Avec des claquettes et un peignoir je me rends dans cet endroit que je n'avais pas vu depuis des lustres. Quand j'entre, la vapeur d'eau m'attaque le visage et ma respiration s'en trouve en difficulté. Je passe ma main dans mes belles (je trouve) bouclettes brunes ou châtains, je ne sais jamais. Puis je vois Théo, Lucas et Olivier qui me font un signe de main dans le deuxième bassin. Ils ont l'air détendu, en effet un sourire relaxé colle au visage de Théo, son frère, lui, ferme les yeux comme s'il dormait, et Oliv' pousse des gémissements agréables.

- Pourquoi tu fais la tête Benji ? Détends-toi ! me lance Antoine devant qui je passe une serviette sur l'épaule.

- Oui, c'est vrai, ça fait deux semaines que tu fais la gueule, c'est peut-être pour ça que t'as pas de chance avec les filles ! enchéri Théo.

J'entre dans cette eau brûlante qui me cuit la peau et me débarrasse de mes toxines.

- Pff... réponds-je sèchement à Théo.

Eux aussi portent ces moules-bites ridicules, je me sens soudainement moins seul.

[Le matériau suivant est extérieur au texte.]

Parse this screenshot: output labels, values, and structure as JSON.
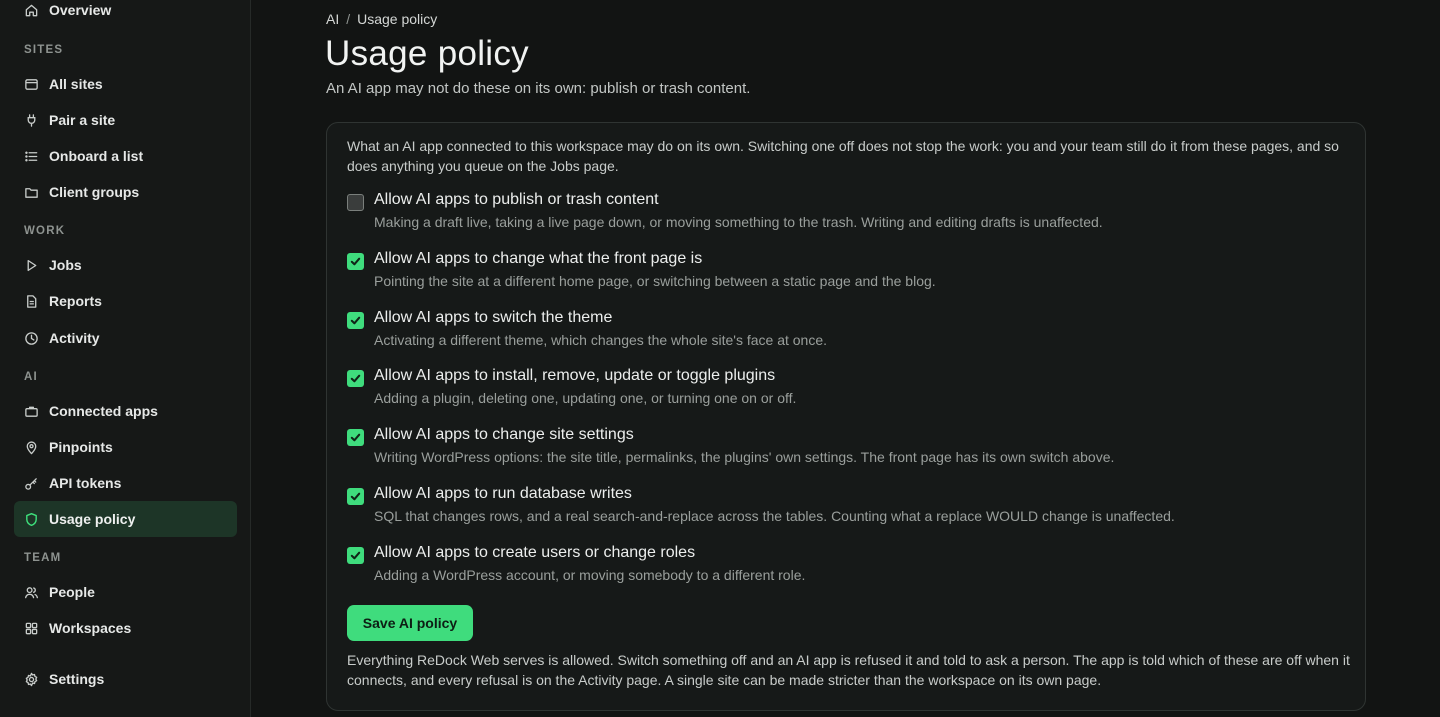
{
  "sidebar": {
    "overview": "Overview",
    "sites_title": "SITES",
    "all_sites": "All sites",
    "pair_site": "Pair a site",
    "onboard_list": "Onboard a list",
    "client_groups": "Client groups",
    "work_title": "WORK",
    "jobs": "Jobs",
    "reports": "Reports",
    "activity": "Activity",
    "ai_title": "AI",
    "connected_apps": "Connected apps",
    "pinpoints": "Pinpoints",
    "api_tokens": "API tokens",
    "usage_policy": "Usage policy",
    "team_title": "TEAM",
    "people": "People",
    "workspaces": "Workspaces",
    "settings": "Settings"
  },
  "breadcrumb": {
    "parent": "AI",
    "separator": "/",
    "current": "Usage policy"
  },
  "page": {
    "title": "Usage policy",
    "subtitle": "An AI app may not do these on its own: publish or trash content."
  },
  "panel": {
    "intro": "What an AI app connected to this workspace may do on its own. Switching one off does not stop the work: you and your team still do it from these pages, and so does anything you queue on the Jobs page.",
    "policies": [
      {
        "label": "Allow AI apps to publish or trash content",
        "description": "Making a draft live, taking a live page down, or moving something to the trash. Writing and editing drafts is unaffected.",
        "checked": false
      },
      {
        "label": "Allow AI apps to change what the front page is",
        "description": "Pointing the site at a different home page, or switching between a static page and the blog.",
        "checked": true
      },
      {
        "label": "Allow AI apps to switch the theme",
        "description": "Activating a different theme, which changes the whole site's face at once.",
        "checked": true
      },
      {
        "label": "Allow AI apps to install, remove, update or toggle plugins",
        "description": "Adding a plugin, deleting one, updating one, or turning one on or off.",
        "checked": true
      },
      {
        "label": "Allow AI apps to change site settings",
        "description": "Writing WordPress options: the site title, permalinks, the plugins' own settings. The front page has its own switch above.",
        "checked": true
      },
      {
        "label": "Allow AI apps to run database writes",
        "description": "SQL that changes rows, and a real search-and-replace across the tables. Counting what a replace WOULD change is unaffected.",
        "checked": true
      },
      {
        "label": "Allow AI apps to create users or change roles",
        "description": "Adding a WordPress account, or moving somebody to a different role.",
        "checked": true
      }
    ],
    "save_label": "Save AI policy",
    "footer": "Everything ReDock Web serves is allowed. Switch something off and an AI app is refused it and told to ask a person. The app is told which of these are off when it connects, and every refusal is on the Activity page. A single site can be made stricter than the workspace on its own page."
  },
  "colors": {
    "accent": "#3fdc7d",
    "background": "#121413",
    "sidebar_background": "#161817",
    "active_item_background": "#1d3527"
  }
}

Ce que Théo ne sait pas, c'est que je m'en contre fous totalement des autres filles, je m'en contre fous totalement d'avoir du succès ou de la chance avec elles, je veux seulement que boucles d'or revienne, une dernière fois. Pour que je puisse la voir, la sentir, lui parler une dernière fois. Je voudrais aussi lui dire tout ce que j'ai sur le cœur. Et m'excuser. M'excuser jusqu'à ce qu'elle ne soit plus blessée et qu'elle me pardonne...
Je m'excuserai jusqu'à ne plus avoir de salive, de voix, ni de vie. Je m'excuserai jusqu'à ce qu'elle me pardonne. Même si je dois tout laisser derrière moi, je m'excuserais s'il le faut...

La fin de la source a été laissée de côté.